Glossary - Page 5 of 5

(English version of “Noli Me Tangere”)

salabat
An infusion of ginger.
salakot
Wide hat of palm or bamboo and rattan, distinctively Filipino.
sampaguita
The Arabian jasmine: a small, white, very fragrant flower, extensively cultivated, and worn in chaplets and rosaries by the women and girls—the typical Philippine flower.
santol
The Philippine sandal-tree.
sawali
Plaited bamboo wattle.
sinamay
A transparent cloth woven from abaka fibers.
sinigang
Water with vegetables or some acid fruit, in which fish are boiled; fish soup.
Susmariosep
A common exclamation: contraction of the Spanish, Jesús, María, y José, the Holy Family.
tabí
The cry of carriage drivers to warn pedestrians.
talibon
A short sword, the war bolo.
tapa
Jerked meat.
tápis
A piece of dark cloth or lace, often richly worked or embroidered, worn at the waist somewhat in the fashion of an apron: a distinctive portion of the native women’s attire, especially among the Tagalogs.
tarambulo
A low weed whose leaves and fruit pedicles are covered with short, sharp spines.
teniente-mayor
Senior lieutenant, the senior member of the town council and substitute for the gobernadorcillo.
tikas-tikas
A variety of canna bearing bright red flowers.
tertiary brethren
Members of a lay society affiliated with a regular monastic order, especially the Venerable Tertiary Order of the Franciscans.
timbaín
The water-cure, and hence, any kind of torture.
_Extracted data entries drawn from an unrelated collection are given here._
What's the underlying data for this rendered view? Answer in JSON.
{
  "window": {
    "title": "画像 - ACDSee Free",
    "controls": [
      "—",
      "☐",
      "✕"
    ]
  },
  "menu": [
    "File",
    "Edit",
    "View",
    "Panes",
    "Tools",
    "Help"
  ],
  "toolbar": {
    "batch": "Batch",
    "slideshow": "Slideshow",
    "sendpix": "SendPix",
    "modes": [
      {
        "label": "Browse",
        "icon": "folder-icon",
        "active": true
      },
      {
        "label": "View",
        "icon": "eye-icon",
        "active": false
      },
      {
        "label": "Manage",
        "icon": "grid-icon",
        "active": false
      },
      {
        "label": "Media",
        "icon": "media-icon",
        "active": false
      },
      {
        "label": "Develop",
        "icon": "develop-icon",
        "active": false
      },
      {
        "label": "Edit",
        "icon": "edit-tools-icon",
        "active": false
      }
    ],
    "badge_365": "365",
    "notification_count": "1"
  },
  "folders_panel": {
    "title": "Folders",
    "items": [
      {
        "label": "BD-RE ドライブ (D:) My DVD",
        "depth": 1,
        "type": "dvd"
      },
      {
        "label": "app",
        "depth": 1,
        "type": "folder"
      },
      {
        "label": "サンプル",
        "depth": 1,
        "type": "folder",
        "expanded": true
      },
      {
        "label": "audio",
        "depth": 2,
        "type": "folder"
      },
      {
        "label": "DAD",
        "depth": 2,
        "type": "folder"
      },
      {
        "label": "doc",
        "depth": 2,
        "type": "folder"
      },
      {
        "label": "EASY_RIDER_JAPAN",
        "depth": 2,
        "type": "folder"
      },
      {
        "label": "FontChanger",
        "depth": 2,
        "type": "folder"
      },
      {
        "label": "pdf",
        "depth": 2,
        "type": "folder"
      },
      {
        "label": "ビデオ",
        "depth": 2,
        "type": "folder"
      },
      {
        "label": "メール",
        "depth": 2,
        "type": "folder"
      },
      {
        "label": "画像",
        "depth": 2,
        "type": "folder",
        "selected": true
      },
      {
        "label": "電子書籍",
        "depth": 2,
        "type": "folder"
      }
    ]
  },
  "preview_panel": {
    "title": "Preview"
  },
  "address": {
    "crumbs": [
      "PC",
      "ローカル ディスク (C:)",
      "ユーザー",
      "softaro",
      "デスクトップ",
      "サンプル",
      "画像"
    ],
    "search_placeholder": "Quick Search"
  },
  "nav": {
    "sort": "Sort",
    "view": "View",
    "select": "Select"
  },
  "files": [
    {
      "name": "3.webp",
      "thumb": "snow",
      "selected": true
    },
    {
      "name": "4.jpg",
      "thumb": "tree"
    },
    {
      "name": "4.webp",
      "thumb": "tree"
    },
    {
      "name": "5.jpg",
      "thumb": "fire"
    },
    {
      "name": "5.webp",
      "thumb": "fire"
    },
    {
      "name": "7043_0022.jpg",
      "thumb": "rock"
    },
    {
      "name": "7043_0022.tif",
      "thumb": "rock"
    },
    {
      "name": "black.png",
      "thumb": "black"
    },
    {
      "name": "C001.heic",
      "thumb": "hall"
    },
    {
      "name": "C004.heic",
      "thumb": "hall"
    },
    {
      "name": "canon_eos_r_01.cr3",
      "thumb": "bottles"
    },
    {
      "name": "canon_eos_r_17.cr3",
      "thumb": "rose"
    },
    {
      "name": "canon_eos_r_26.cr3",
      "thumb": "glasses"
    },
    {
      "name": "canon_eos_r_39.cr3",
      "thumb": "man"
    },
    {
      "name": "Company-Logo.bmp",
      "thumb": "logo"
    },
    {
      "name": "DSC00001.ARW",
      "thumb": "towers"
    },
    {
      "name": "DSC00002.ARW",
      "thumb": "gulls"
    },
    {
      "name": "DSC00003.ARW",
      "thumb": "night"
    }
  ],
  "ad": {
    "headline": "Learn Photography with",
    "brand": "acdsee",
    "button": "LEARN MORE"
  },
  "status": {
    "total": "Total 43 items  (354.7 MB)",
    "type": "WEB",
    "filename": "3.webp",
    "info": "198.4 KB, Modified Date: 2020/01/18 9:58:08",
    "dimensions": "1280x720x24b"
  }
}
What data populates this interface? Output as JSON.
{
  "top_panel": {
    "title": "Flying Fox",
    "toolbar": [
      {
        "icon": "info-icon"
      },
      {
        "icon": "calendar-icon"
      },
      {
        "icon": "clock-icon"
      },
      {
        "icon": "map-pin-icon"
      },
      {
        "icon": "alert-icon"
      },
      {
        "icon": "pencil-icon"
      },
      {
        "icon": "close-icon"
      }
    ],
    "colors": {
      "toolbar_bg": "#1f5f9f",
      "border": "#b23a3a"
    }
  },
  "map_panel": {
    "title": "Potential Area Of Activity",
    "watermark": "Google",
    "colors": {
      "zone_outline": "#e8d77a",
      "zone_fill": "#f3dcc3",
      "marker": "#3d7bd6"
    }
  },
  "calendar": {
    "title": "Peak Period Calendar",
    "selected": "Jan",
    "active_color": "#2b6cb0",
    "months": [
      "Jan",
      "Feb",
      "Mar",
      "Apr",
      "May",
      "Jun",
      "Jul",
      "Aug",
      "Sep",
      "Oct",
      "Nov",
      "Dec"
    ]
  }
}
The primary meaning is to draw water from a well, from timba, pail.
tikbalang
An evil spirit, capable of assuming various forms, but said to appear usually in the shape of a tall black man with disproportionately long legs: the bogey man of Tagalog children.
tulisan
Outlaw, bandit.  Under the old régime in the Philippines the tulisanes were those who, on account of real or fancied grievances against the authorities, or from fear of punishment for crime, or from an instinctive desire to return to primitive simplicity, foreswore life in the towns under the bell, and made their homes in the mountains or other remote places.  Gathered in small bands with such arms as they could secure, they sustained themselves by highway robbery and the levying of blackmail from the country folk.
zacate
Native grass used for feeding livestock.